Chi è interessato può anche vedere i grafici della spesa pubblica per settore d’impiego e delle entrate fiscali per tipo di imposta.
Oltre ai tassi reali sui BOT a 12 mesi è possibile osservare i grafici con il tasso reale medio su tutto il debito pubblico.
Fonti
I dati sui conti pubblici fino al 1994 sono tratti dal sito web Base dati statistica della Banca d’Italia sezione “Tematiche; Statistiche di finanza pubblica nei paesi dell’Unione Europea” selezionando le voci “Totale delle entrate; Totale delle spese; Totale spese al netto degli interessi; Indebitamento netto o accreditamento netto; Indebitamento netto o accreditamento netto primario; Spesa per interessi”.
I dati di origine sono espressi in percentuali sul PIL. Da queste si è calcolato il PIL nominale e reale in valori assoluti. Fare riferimento al grafico sul PIL per le fonti dei relativi dati.
Dal 1995 in poi i dati sono tratti dal sito Dati ISTAT sezione “Conti nazionali; Conti aggregati economici delle Pubbliche amministrazioni; Conto annuale; Conto economico per sottosettore”.
Per ottenere i valori reali è stato utilizzato il deflatore del PIL tratto dal sito AMECO sezione “Domestic product; Gross domestic product; Price deflator (PVGD)” per i dati fino al 1994. Per gli anni successivi l’indice è stato calcolato implicitamente dividendo la serie dei valori del PIL nominale per quella reale con dati tratti dal sito ISTAT sezione “Conti nazionali; Conti e aggregati economici nazionali annuali; Principali aggregati del Prodotto interno lordo”. L’anno di riferimento dell’indice deflatore è stato spostato dal 2015 al 2022.

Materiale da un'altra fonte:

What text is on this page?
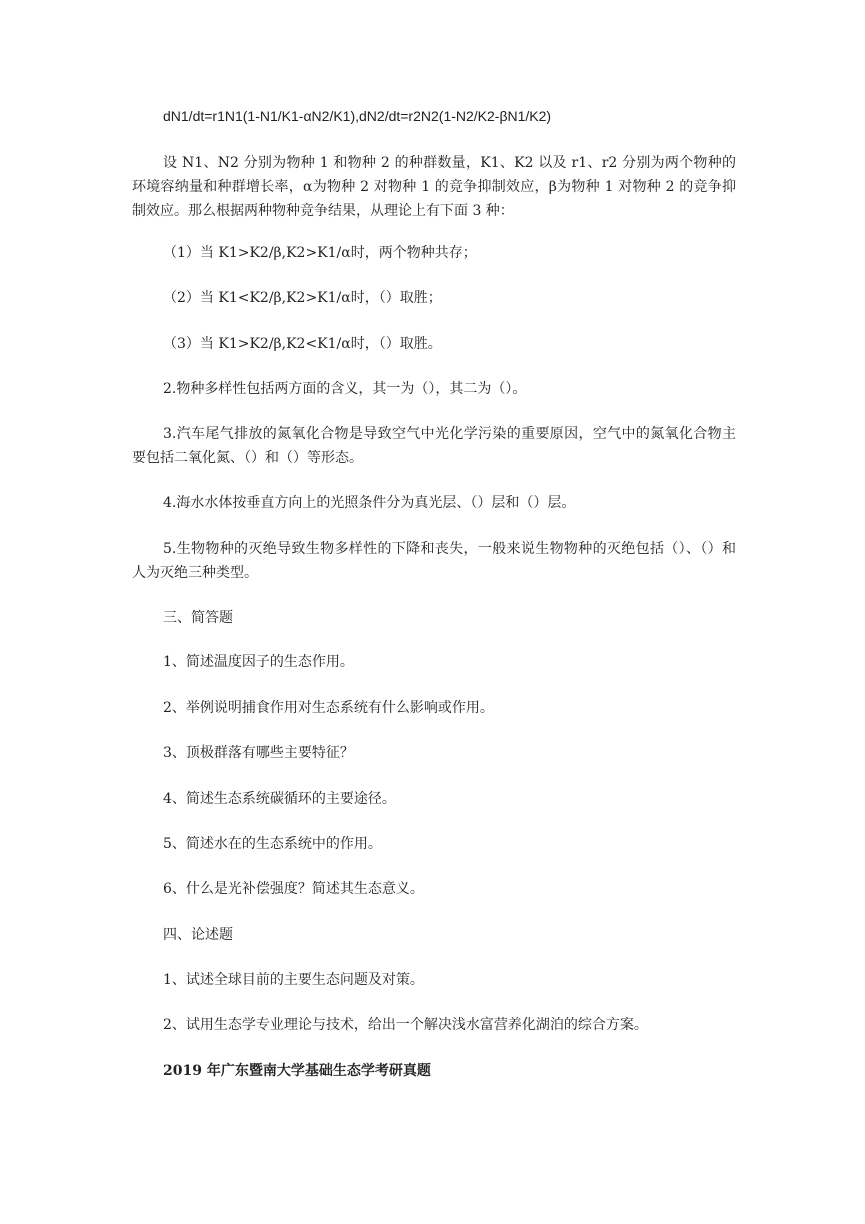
dN1/dt=r1N1(1-N1/K1-αN2/K1),dN2/dt=r2N2(1-N2/K2-βN1/K2)

设 N1、N2 分别为物种 1 和物种 2 的种群数量，K1、K2 以及 r1、r2 分别为两个物种的环境容纳量和种群增长率，α为物种 2 对物种 1 的竞争抑制效应，β为物种 1 对物种 2 的竞争抑制效应。那么根据两种物种竞争结果，从理论上有下面 3 种：

（1）当 K1>K2/β,K2>K1/α时，两个物种共存；

（2）当 K1<K2/β,K2>K1/α时，（）取胜；

（3）当 K1>K2/β,K2<K1/α时，（）取胜。

2.物种多样性包括两方面的含义，其一为（），其二为（）。

3.汽车尾气排放的氮氧化合物是导致空气中光化学污染的重要原因，空气中的氮氧化合物主要包括二氧化氮、（）和（）等形态。

4.海水水体按垂直方向上的光照条件分为真光层、（）层和（）层。

5.生物物种的灭绝导致生物多样性的下降和丧失，一般来说生物物种的灭绝包括（）、（）和人为灭绝三种类型。

三、简答题

1、简述温度因子的生态作用。

2、举例说明捕食作用对生态系统有什么影响或作用。

3、顶极群落有哪些主要特征？

4、简述生态系统碳循环的主要途径。

5、简述水在的生态系统中的作用。

6、什么是光补偿强度？简述其生态意义。

四、论述题

1、试述全球目前的主要生态问题及对策。

2、试用生态学专业理论与技术，给出一个解决浅水富营养化湖泊的综合方案。

2019 年广东暨南大学基础生态学考研真题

Per i dati sui tassi reali dei BOT fare riferimento alle fonti indicate nel grafico su inflazione, tassi di interesse e di cambio. Il tasso reale è stato ottenuto con la formula: (Interesse-Inflazione)/(1+Inflazione), dove il tasso di inflazione in questo caso fa riferimento all’indice deflatore del PIL detto in precedenza.